Story by Matt Young. Photo by Hal Goodtree.

Cary, NC – CaryCitizen visited local artist/author Karen Lee at her home studio on the west side of Cary last week. Like so many artists, she is humble, even slightly embarrassed, to have us go through some of her work. She seemed more comfortable talking about her husband, Tim, also an artist (and bluegrass musician).

We talked about raising children for a while and then learned about her.

I commented that none of her art was hanging on the walls. She insisted that it wasn’t “wall material”.  I didn’t agree.

“The Story of Me is a Straight Line”

She never wanted to be anything except an artist. On her web site she describes herself this way:

“The story of me is a pretty straight line. I always wanted to be an illustrator and fortunately that is exactly what I’ve done. Passionately. I also write, garden, read, quilt, make props, and coach Odyssey of the Mind to fantastically creative kids.”

Move to Cary

Karen has been in Cary for 7 years.

Karen was schooled at Columbus College of Art and Design, where she met her husband.

Karen and Tim graduated from the college and then moved to Atlanta at a time when there was lots of migration to the booming Georgia city. There, they lived in a tent for a while and ultimately moved to an artist’s community in Atlanta where Karen worked as a free-lance. After they had a family she got into children’s illustration.

They thought they should move to a place where they could raise their kids.

“We had been to Cary and around this part of North Carolina. At first we were focused on moving to Western North Carolina. We decided that we needed to find a place that would make our move as painless as possible.  We wanted to find a place where there were good schools and activities for the kids, that was safe. We thought Cary provided good value.”

Her Art

Karen has done several illustrations for Highlights Magazine. She did the cover of Highlights’ 1 Billionth Edition, which is now in the Smithsonian Postal Museum. She continues to be an illustrator for the magazine.

Over time she has transitioned from sketching, refining and water color to employing digital methods. She gave us a nice demo of the process which involves a sketch, refining the sketch, scanning, and digitally perfecting and adding color.

Her first book, ABC Safari, which she wrote and illustrated, was originally submitted as a portfolio piece.
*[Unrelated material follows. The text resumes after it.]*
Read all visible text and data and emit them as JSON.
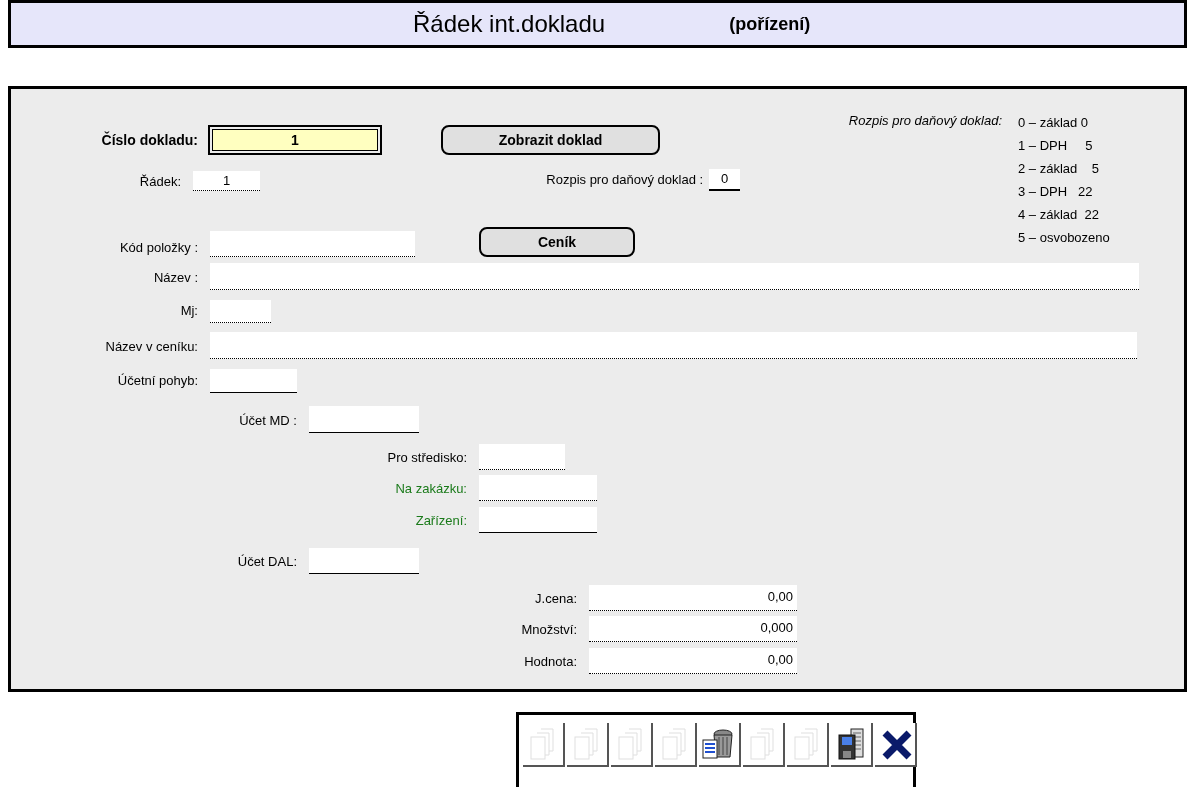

She later added the narrative. For this she won a Don Freeman Award (Don Freeman is the author of the Corduroy Series of children’s books) and was able to sell the book to a publisher (Sylvan Dell 2007).  The publisher also commissioned her art for My Half Day, My Odd Day and One Even Day.

She has done training, lecturing, coaching and speaking in the past.

But it’s actually “doing illustrations” that gives her joy. That joy is clearly reflected in her art.